Compost is a wonderful way to add nutrients to the soil. Not only will it make your garden or lawn healthier, but it will attract beneficial nitrogen-producing bacteria to your compost pile. It will also act as a mulch, blocking out weeds, and will save you money by reducing your garbage bill. By the end of the year, you’ll have saved yourself 52 garbage bags! And it’s fun! Even your kids can help. Compost piles can be made from kitchen scraps, like eggshells or even chickpeas.

Making Compost

If you want to make compost at home but hate the smell, you can use a bin. Place your bin on a wide plastic tray to catch the liquid that comes out of the lower air holes. Outdoor composting is also an option if you have a lot of lands. For those who don’t mind the smell, composting is a great way to recycle household waste. Not only is compost a great organic fertilizer for your garden, but it also improves the soil’s composition and water retention.
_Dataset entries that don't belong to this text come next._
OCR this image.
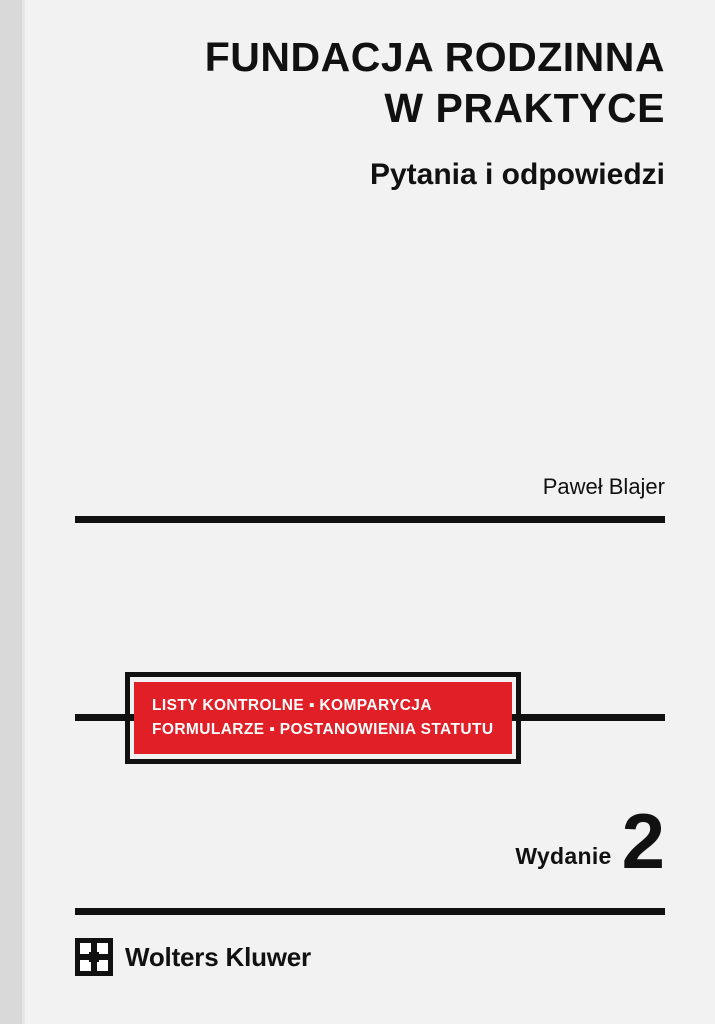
FUNDACJA RODZINNA
W PRAKTYCE
Pytania i odpowiedzi
Paweł Blajer
LISTY KONTROLNE ▪ KOMPARYCJA
FORMULARZE ▪ POSTANOWIENIA STATUTU
Wydanie 2
Wolters Kluwer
If you’re a beginner, you’ll find the process of composting to be overwhelming at first. Not everyone has the time to sort through piles of decomposing material. But the benefits of composting are worth the effort, and this hobby will also improve your wallet. There are several simple tips to get started and keep your composting project going smoothly. Just make sure you follow these five tips for beginners. You’ll be well on your way to having a beautiful composting project!

composting for beginners

Composted material breaks down overtime to make it more accessible to plants. Using compost is a great way to reduce your landfill waste. It also improves soil tilth, which makes it more fertile for plants. Whether you use it for gardening or your yard, composting is an easy process that even a beginner can begin with. Soak your food waste in compost for a few days to make it more useful to plants and wildlife.

Tips & Tricks

For beginners, the best option is to stick with the basics. Start with a kitchen compost bin and a backyard compost pile. Both are low-maintenance options. Make sure you’re not overfilling your compost bin. To avoid creating an environment where bugs thrive, remove bits of organic matter from your compost pile. Then, take out a compost bag at least once a day. After a week, it’s time to take it out again and start the process all over again.

Before you start your compost pile, make sure that you have enough carbon-rich materials. Carbon and nitrogen are essential to all life. Most living things need twenty to thirty times more carbon than nitrogen. Platt recommends adding two buckets of carbon-rich materials for every bucket of food scraps. However, this ratio should be adjusted to the type of food scraps you have. If your compost pile is too large, you may want to divide it into smaller batches, one bucket of carbon-rich materials and another bucket of food scraps.

After you’ve prepared the compost pile, you need to place it somewhere where it won’t be disturbed. You can use a compost bin or a compost tumbler. One option is enclosed, while the other two are not. The tumbler method works best for small properties and yards waste only. However, this method might slow down the decomposition process if there is too much organic waste. Adding manure or healthy soil can help speed up the process.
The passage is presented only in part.